Germination and growth of native and invasive plants on soil associated with biological control of Tamarisk (Tamarix spp.)

Authors: SHERRY, REBECCA - University Of Oklahoma; SHAFROTH, PATRICK - Us Geological Survey (USGS); BELNAP, JAVNE - Us Geological Survey (USGS); Ostoja, Steven; REED, SASHA - Us Geological Survey (USGS)

Submitted to: Invasive Plant Science and Management
Publication Type: Peer Reviewed Journal
Publication Acceptance Date: 11/15/2016
Publication Date: 12/1/2016
Citation: Sherry, R.A., Shafroth, P., Belnap, J., Ostoja, S.M., Reed, S.C. 2016. Germination and growth of native and invasive plants on soil associated with biological control of Tamarisk (Tamarix spp.). Invasive Plant Science and Management. 9(4):290-307. doi: 10.1614/IPSM-D-16-00034.1.

Interpretive Summary: Tamarisk or salt cedar is a group of nonnative trees and shrubs that contain several highly invasive species especially along rivers and streams of the southwestern United States. In the past two decades a great deal of attention has been given to control and remove tamarisk including biological control with a defoliating beetle. The effects of the defoliating beetle, for example the production of large quantities of frass (insect excrement) has the potential to change the quality of soils which could differentially influence the plant community response following tamarisk defoliation – an example of indirect effects. Other tamarisk treatments also have the potential to influence plant-soil dynamics following treatments, for example the production of wood chips should the tamarisk be masticated. We wanted to understand the role of tamarisk control treatments on the soil and native and nonnative plant responses. The responses were variable but growth of all species was enhanced with increased tamarisk litter, soil leachate and fertilization but the response was greater for the nonnative species used in the study. And while the natives have the potential to respond positively with the byproducts of tamarisk treatments, these benefits were reduced in the face of competition with nonnative species.

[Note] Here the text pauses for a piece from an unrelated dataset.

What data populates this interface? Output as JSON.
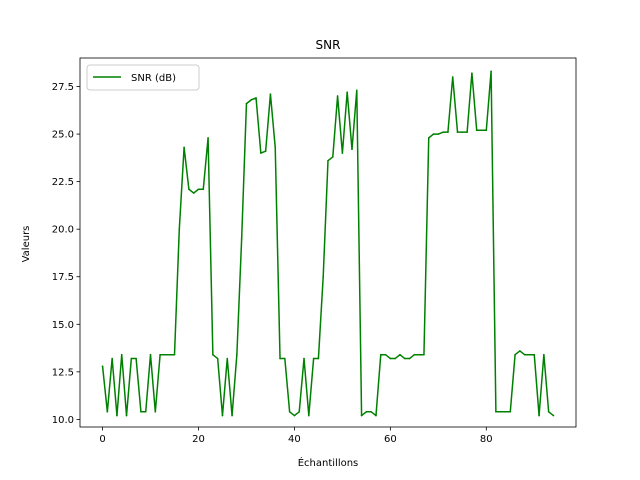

Technical Abstract: Introductions of biocontrol beetles (tamarisk beetles) are causing dieback of exotic tamarisk in riparian zones across the western U.S., yet factors that determine plant communities that follow tamarisk dieback are poorly understood. Tamarisk-dominated soils are generally higher in nutrients, organic matter, and salts than nearby soils, and these soil attributes may influence the trajectory of community change. To assess physical and chemical drivers of plant colonization after beetle-induced tamarisk dieback, we conducted separate germination and growth experiments using soil and litter collected beneath defoliated tamarisk trees. Focal species were two common native (red threeawn, sand dropseed) and two common invasive exotic plants (Russian knapweed, downy brome), planted alone and in combination. Nutrient, salinity, wood chip, and litter manipulations examined how tamarisk litter affects the growth of other species in a context of riparian zone management. Tamarisk litter, tamarisk litter leachate, and fertilization with inorganic nutrients increased growth in all species, but the effect was larger on the exotic plants. Salinity of 4 dS/m benefitted Russian knapweed, which also showed the largest positive responses to added nutrients. Litter and wood chips generally delayed and decreased germination; however, a thinner layer of wood chips increased growth slightly. Time to germination was lengthened by most treatments for natives, was not affected in exotic Russian knapweed, and was sometimes decreased in downy brome. As natives showed only small positive responses to litter and fertilization and large negative responses to competition, Russian knapweed and downy brome are likely to perform better than these two native species following tamarisk dieback.